Boulter was lurking in the murkily glassed-in cloister. He considered it part of his duties to apprise Gadberry of any company to be encountered in the drawing-room.
‘Good evening, sir,’ he said. ‘You will find that the old Sunday custom obtains.’
This was a new one; Gadberry hadn’t heard it before. Nevertheless the
Memoirs
enabled him to get on top of it in a moment.
‘Ah, yes,’ he replied easily. ‘The locals, eh?’

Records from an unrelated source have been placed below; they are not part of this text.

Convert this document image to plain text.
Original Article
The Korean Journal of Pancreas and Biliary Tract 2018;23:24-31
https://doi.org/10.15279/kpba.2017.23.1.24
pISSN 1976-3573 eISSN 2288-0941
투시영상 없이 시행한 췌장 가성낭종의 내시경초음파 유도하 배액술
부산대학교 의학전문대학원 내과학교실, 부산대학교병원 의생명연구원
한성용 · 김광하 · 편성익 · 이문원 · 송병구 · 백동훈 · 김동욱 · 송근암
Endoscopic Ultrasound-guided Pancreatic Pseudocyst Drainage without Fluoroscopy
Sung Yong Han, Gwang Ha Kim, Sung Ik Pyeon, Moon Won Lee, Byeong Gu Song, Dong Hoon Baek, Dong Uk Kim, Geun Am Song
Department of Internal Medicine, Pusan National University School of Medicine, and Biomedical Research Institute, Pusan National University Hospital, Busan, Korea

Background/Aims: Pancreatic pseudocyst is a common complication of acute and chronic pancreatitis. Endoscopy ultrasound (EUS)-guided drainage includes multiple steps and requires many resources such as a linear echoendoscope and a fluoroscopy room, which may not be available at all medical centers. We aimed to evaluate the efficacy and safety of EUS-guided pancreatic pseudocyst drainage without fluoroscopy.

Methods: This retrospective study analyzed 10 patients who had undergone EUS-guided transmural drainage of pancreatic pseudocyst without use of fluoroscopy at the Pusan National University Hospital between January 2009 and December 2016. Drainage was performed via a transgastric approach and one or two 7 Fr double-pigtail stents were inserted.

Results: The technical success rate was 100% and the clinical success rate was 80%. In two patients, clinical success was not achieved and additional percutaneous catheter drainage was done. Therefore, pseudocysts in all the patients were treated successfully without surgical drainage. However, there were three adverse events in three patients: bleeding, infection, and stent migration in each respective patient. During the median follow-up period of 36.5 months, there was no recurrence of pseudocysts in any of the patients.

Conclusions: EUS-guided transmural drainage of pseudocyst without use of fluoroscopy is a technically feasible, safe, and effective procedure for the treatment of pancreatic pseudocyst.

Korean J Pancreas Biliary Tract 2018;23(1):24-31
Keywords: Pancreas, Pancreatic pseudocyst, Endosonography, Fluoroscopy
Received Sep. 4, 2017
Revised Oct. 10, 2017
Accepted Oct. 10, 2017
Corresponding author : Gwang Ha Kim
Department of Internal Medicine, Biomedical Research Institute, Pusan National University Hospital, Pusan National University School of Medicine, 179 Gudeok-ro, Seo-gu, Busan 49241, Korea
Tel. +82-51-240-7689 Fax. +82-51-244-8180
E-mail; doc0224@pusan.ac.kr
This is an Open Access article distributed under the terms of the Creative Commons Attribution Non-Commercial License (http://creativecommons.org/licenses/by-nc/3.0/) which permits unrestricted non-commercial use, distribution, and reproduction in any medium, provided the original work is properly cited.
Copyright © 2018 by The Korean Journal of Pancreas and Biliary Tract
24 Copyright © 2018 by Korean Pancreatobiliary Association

‘Precisely, sir. It was Mr Minton’s habit to set aside Sunday evenings for local society. The County would be entertained during the week.’
‘We don’t do much of that nowadays, do we?’
‘No, sir. I am afraid it must be a little quiet for you. Mrs Minton no longer feels an obligation to move much in her own circles. But there is an obligation, of course, in regard to the local people.’
‘The vicar, I suppose?’
‘Yes, sir – Mr Grimble. And Dr and Mrs Pollock.’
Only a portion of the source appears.